ZOBACZ WIDEO: #dziejesiewsporcie: Wygląda jak modelka. "Polska" krew!

Zespół F1 może przynosić zyski?

- Dobrze zarządzany zespół F1 może przynosić zyski - stwierdził Lawrence Stroll, który w połowie 2018 roku nabył upadające Force India za ok. 100 mln dolarów i przekształcił w Aston Martina. Ekipa z Silverstone stała się miejscem, w którym może rozwijać się jego syn Lance. Kanadyjski miliarder, którego majątek wart jest ponad 3 mld dolarów, ściągnął do F1 swoich partnerów biznesowych i wspólnie inwestują w Aston Martina. Od kilku miesięcy m.in. trwa budowa nowej fabryki, która pochłonie ponad 200 mln dolarów.

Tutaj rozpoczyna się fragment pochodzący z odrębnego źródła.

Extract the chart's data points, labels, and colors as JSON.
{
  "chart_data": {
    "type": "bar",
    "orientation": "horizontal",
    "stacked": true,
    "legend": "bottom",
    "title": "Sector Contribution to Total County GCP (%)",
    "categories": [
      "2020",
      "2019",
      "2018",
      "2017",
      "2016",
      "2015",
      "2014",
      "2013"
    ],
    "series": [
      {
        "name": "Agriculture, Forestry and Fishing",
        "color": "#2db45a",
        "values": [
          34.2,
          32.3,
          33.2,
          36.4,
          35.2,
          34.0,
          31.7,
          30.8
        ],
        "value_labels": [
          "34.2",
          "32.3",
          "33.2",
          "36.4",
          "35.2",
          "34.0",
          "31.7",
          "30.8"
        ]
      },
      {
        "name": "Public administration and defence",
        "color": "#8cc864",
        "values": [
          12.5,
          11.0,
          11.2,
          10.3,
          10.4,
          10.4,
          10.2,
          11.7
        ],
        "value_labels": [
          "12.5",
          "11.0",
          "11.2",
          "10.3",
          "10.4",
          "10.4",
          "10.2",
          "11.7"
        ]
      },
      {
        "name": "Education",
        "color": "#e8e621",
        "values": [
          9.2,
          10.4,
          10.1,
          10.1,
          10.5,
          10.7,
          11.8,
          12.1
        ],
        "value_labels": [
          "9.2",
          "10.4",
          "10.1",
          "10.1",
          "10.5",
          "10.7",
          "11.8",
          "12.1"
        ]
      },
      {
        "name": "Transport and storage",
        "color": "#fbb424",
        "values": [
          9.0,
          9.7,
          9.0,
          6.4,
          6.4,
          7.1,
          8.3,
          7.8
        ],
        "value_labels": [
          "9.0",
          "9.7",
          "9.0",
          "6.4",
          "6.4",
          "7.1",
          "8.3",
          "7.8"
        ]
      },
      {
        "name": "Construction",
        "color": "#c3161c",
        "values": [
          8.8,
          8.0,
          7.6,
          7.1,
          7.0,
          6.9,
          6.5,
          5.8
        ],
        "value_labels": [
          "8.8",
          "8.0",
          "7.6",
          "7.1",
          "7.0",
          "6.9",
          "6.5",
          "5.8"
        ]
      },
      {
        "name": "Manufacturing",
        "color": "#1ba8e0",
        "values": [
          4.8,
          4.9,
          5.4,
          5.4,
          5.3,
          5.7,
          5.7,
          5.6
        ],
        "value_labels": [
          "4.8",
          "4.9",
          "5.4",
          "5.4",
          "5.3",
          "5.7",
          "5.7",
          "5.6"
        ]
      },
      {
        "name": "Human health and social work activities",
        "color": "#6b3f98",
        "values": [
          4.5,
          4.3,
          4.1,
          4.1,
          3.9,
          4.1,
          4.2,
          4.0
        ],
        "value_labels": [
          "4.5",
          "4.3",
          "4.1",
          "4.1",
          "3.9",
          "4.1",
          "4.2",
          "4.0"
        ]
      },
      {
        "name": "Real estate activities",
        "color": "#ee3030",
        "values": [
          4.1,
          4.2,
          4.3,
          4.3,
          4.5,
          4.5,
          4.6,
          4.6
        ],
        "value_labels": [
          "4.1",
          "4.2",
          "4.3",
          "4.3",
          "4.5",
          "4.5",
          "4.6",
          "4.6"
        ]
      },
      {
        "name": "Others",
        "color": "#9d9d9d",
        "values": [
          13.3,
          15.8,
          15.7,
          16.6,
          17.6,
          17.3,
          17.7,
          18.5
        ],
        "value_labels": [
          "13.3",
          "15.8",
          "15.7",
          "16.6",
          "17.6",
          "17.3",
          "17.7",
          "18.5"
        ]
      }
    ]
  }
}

Krocie na F1 wydawała ostatnio też rodzina Rausingów, do której poprzez prywatny fundusz Islero Investments należy Sauber, czyli zespół, w którym rezerwowym jest Kubica. Sam symulator, nad którego rozwojem przez ostatnie miesiące czuwał krakowianin, kosztował kilka milionów dolarów. Do tego doszły koszty związane z rekrutacją nowych pracowników, postawieniem na nowe technologie w zakładach w Hinwil.

Inwestycje były konieczne, bo Sauber jeszcze kilkanaście lat temu był bliski bankructwa. Rodzina Rausingów, której majątek wart jest 12 mld dolarów, zainwestowała środki w zespół, bo stworzyła tym samym szansę jazdy w F1 rodakowi. Jednak Marcus Ericsson dość szybko wypadł ze stawki, bo okazał się jednym z wielu przeciętnych kierowców.

Szwedzi mieli uznać, że to dobry moment, by uzyskać zwrot z inwestycji i pójść dalej. Jednak ich chęć sprzedaży Saubera wywołała szok w padoku F1. - Jeśli ktoś teraz sprzedaje ekipę F1, musi być szalony - powiedział Toto Wolff, szef Mercedesa.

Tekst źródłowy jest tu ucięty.